U.S. Diplomat, John Campbell Dismisses Claims Of Military Victories Over Boko Haram

President Buhari has given the new service chiefs three months to end the Boko Haram insurgency
President Buhari has given the new service chiefs three months to end the Boko Haram insurgency

 

By Samuel Malik

Former US Ambassador to Nigeria, John Campbell, has said that talks of victories by Nigerian troops against Boko Haram, must be taken with caution, even skepticism, especially with the difficulty in accessing the conflict zone by the media and members of the diplomatic community.

The diplomat noted also that in response to military action, the sect has displayed an ability to evolve new strategies of warfare such as using young girls as suicide bombers.

“The credibility of security service statements is not high. It is hard to confirm the Nigerian military’s claims of success as it is difficult for foreigners, including the diplomatic community and the media, to access the areas where Boko Haram traditionally operates in Nigeria,” Campbell stated.

Campbel observed that the military had in the past made exaggerated claims about its victories over the insurgency group.

“Military claims of success must be viewed with caution if not skepticism. Throughout the struggle between Boko Haram and the Nigerian state, beginning with the former’s re-emergence in 2011, security service spokesmen have made exaggerated claims of success.”

Recently, the military said several members of the sect have surrendered but Campbell, writing in the blog Africa in Transition, said the recent bomb attack at the Malkohi internally displaced persons camp in Yola, Adamaw state, showed that Boko Haram still poses serious security risk, despite its inability to take control of any territory again.




     

     

    “Military spokesmen claim that large numbers of Boko Haram operatives are surrendering. They also cite military capture of Boko Haram arms, food, and even narcotics. On the other hand, Boko Haram terrorism continues, as documented by the Council on Foreign Relations’ Nigeria Security Tracker,” the former ambassador wrote.

    Since President Muhammadu Buhari gave a marching order to service chiefs to end Boko Haram in three months, the military has frequently churned out statements of victories recorded against the group and the only information available even to the media comes from the defence spokespersons, with no way of verifying such claims.

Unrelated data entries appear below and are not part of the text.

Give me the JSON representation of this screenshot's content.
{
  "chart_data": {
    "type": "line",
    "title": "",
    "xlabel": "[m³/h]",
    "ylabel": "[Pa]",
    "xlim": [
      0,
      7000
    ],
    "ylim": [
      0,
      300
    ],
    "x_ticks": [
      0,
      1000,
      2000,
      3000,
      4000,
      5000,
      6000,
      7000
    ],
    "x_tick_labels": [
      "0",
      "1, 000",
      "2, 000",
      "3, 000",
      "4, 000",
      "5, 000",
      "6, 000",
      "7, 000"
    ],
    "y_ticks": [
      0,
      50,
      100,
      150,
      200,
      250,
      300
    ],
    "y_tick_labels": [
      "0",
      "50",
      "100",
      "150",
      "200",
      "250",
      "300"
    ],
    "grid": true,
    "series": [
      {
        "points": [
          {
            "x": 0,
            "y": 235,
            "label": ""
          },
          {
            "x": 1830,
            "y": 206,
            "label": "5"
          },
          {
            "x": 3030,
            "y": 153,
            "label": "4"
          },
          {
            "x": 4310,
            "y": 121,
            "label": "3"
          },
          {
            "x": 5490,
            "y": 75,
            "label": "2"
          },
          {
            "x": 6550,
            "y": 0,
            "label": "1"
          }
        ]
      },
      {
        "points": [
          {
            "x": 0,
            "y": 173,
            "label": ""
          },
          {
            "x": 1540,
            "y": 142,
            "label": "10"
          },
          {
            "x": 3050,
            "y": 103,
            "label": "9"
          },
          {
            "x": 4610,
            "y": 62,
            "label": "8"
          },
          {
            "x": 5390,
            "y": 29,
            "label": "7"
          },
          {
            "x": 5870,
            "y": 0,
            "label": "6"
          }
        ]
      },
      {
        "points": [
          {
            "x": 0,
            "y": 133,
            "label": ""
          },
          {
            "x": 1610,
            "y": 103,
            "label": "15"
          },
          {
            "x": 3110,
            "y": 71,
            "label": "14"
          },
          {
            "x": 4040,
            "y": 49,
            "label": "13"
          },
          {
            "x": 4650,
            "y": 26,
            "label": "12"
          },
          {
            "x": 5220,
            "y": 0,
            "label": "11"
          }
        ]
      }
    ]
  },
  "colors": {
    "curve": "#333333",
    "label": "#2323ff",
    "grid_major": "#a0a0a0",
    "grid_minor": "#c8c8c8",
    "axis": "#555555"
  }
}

    The American diplomat also said the recent report of arrest of Boko Haram suspects in Katsina, Lagos and Enugu states, if confirmed, showed that notwithstanding the group’s dwindling membership, its determination to spread beyond its primary locations of Borno, Yobe and Adamwa cannot be underestimated.

    President Buhari has made tackling insecurity a top priority and most of his foreign trips since coming to power have been to this end, with the President expected back to the country today from France, where he got President Francois Hollande’s promise of military assistance in tackling Boko Haram.